Cette
fois-ci nous rangeons les polaires tout au fond des placards,
changement de décor, rizières d’un vert éclatant, cocotiers,
grandes plages de sable fin, une température moyenne de 32° et
la mer à 30°, ça sent les vacances. Ça tombe bien car nous avons
besoin d’un peu de repos. Aussi bizarre que cela puisse paraître
à certains, le voyage fatigue, parfois il nous épuise et nous
rince ! C’est donc à Goa que nous posons nos valises.
Si Goa évoque
pour beaucoup le lieu de rendez-vous des hippies des années 70,
cet état s’est transformé en un endroit où les « raves » sont
devenues plus rares et souvent interdites. Le tourisme de masse
commence à occuper toutes les plages mais heureusement il reste
encore des petits coins charmants.
Nous
retrouvons nos amis nantais, Nath, Willy, Telma et Matéo
qui repartent à Bombay dans 1 jour. Les petits et les grands
sont ravis de se revoir et en découvrant leur maison de
location, au village de Benaulim, nous nous laissons tenter. La
maison sera libre demain et après 8 mois de vie à l’étroit dans
Topette nous ne sommes pas mécontents de bénéficier d’espace et
de confort.
Joanita, la
propriétaire qui vit au rez-de-chaussée avec sa fille, est
discrète et pleine d’attentions, tantôt une soupe goanaise,
tantôt des poissons farcis au massala, tantôt un dessert… nous
sommes choyés. Dans un petit hameau d’une dizaine de maison, à
l’ombre des cocotiers, les enfants participent aux activités de
la ferme voisine. Le soir nos deux livreurs se font une joie
d’aller chercher le litre de lait frais et d’aller caresser les
8 petits veaux. Les enfants du quartier ont rapidement invité
Jade et Titouan à venir jouer dans la rue et nous entendons,
tous les jours en fin de journée, leurs éclats de rire résonner.
Goa
garde beaucoup de traces de la tutelle portugaise, grandes
maisons coloniales et très belles églises.
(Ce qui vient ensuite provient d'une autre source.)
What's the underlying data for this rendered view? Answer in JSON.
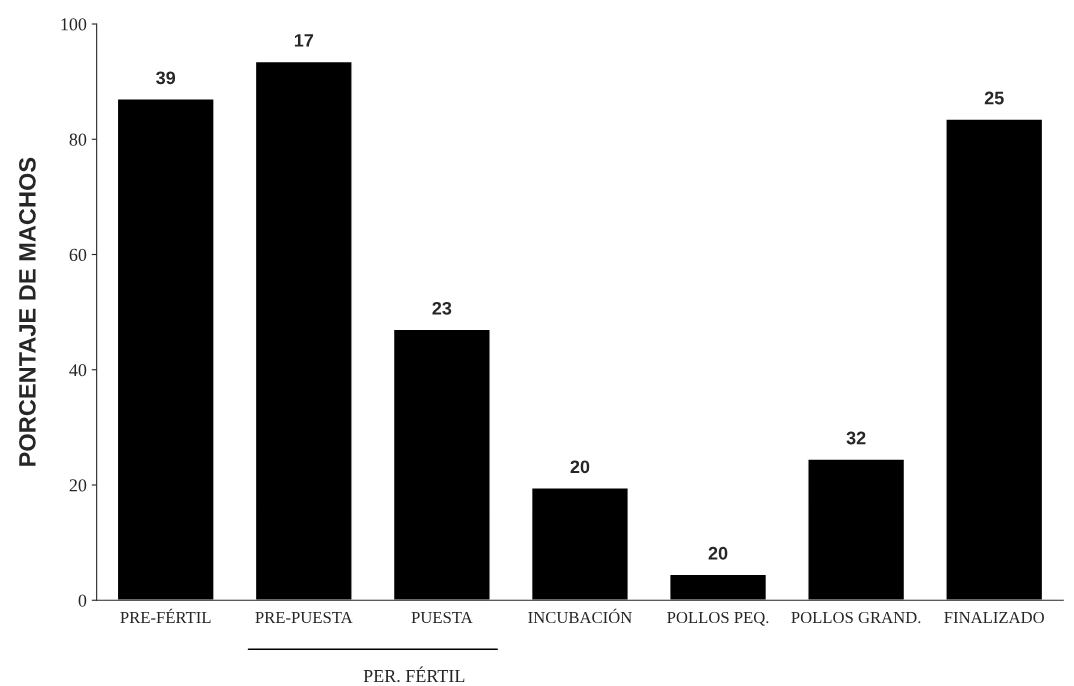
{
  "chart_data": {
    "type": "bar",
    "ylabel": "PORCENTAJE DE MACHOS",
    "categories": [
      "PRE-FÉRTIL",
      "PRE-PUESTA",
      "PUESTA",
      "INCUBACIÓN",
      "POLLOS PEQ.",
      "POLLOS GRAND.",
      "FINALIZADO"
    ],
    "values": [
      87,
      93.5,
      47,
      19.5,
      4.5,
      24.5,
      83.5
    ],
    "color": "#000000",
    "ylim": [
      0,
      100
    ],
    "yticks": [
      0,
      20,
      40,
      60,
      80,
      100
    ],
    "grid": false,
    "annotations": [
      {
        "text": "39",
        "x": "PRE-FÉRTIL",
        "y": 87
      },
      {
        "text": "17",
        "x": "PRE-PUESTA",
        "y": 93.5
      },
      {
        "text": "23",
        "x": "PUESTA",
        "y": 47
      },
      {
        "text": "20",
        "x": "INCUBACIÓN",
        "y": 19.5
      },
      {
        "text": "20",
        "x": "POLLOS PEQ.",
        "y": 4.5
      },
      {
        "text": "32",
        "x": "POLLOS GRAND.",
        "y": 24.5
      },
      {
        "text": "25",
        "x": "FINALIZADO",
        "y": 83.5
      },
      "PER. FÉRTIL"
    ]
  }
}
Les
femmes catholiques, habillées en robe, et les musiques aux sonorités créoles,
nous feraient presque oublier que nous sommes en Inde.
Nous profitons
de cette pause pour faire la grande révision de Topette après
22000 km de fidélité sans failles. Mais qui veut aller loin,
ménage sa monture, parait-il ! Alors tous les petits bobos ont
été réparés. Topette, un peu bas dans certaines pistes un peu
défoncées, a été rehaussé d’une quinzaine de centimètres et les
suspensions renforcées.
Notre séjour
ici aura été marqué par la rencontre de Janine et Jean-Louis,
un couple de Breton (bonjour à tous nos amis du Finistère) qui
œuvre pour l’association « Terre d’espoir ». Sympathiques,
entiers, avec un cœur gros comme ça, leur démarche humanitaire
tient véritablement la route et s’inscrit dans la durée
puisqu’ils viennent ici 4 mois par an depuis ….17 ans ! Respect m’ssieurs dames ! Une association comme on les aime, petite, en
lien direct avec le terrain. Pour plus de détails sur
l’association « Terre d’espoir »,
cliquez ici.
Voici venu le
moment de quitter le confort de notre grande maison et de faire
nos adieux à Joanita et à toute la famille de la ferme. Pour
retarder le moment des adieux, les filles mettent du vernis à
ongles à Jade, ensuite il faut aller chercher une papaye pour
Titouan … mais maintenant il faut vraiment qu’on y aille, allez
…vous allez nous manquer !
Après 15 jours
de vacances ce n’est pas facile de reprendre la route sans
savoir où nous allons atterrir mais dès notre arrivée au
prochain bivouac tous les doutes s’envolent. Nous nous
installons les « roues dans le sable » et c’est devant un
superbe coucher de soleil que nous passons notre première soirée
à déguster les crabes, crevettes et poissons achetés sur le
marché de Margao. Nous retrouvons ici des voyageurs rencontrés à
Islamabad et notre ami, Bruno, rencontré en Bulgarie.
La nuit, nous
sommes bercés par les vagues et tous les matins, à 7h30, la
poire du livreur de pain frais nous réveille, ensuite c’est au
tour du récolteur de vin de palme de nous montrer avec quelle
aisance il monte aux cocotiers. Ici, nous nous contentons d’une
douche rudimentaire entre des feuilles de cocotiers tressées et
d’un puits pour aller chercher l’eau. Les enfants adorent
participer à la « corvée » d’eau ou à la lessive, c’est très
amusant de jeter un pot dans un grand trou, tirer sur la corde
et remonter le pot débordant d’eau ! Nous constatons avec
amusement que pour tous les 4 le confort de Benaulim a été bien
vite oublié.
C’est dans
cet endroit paradisiaque que nous décidons de rester pour fêter
l’anniversaire des enfants. Jade et Titouan, fiers d’avoir 6
ans, en parlent à tout le monde et toute la « communauté » des
overlanders a un petit cadeau pour eux, si certains, en France,
craignent qu’ils manquent de quelque chose, soyez rassurés !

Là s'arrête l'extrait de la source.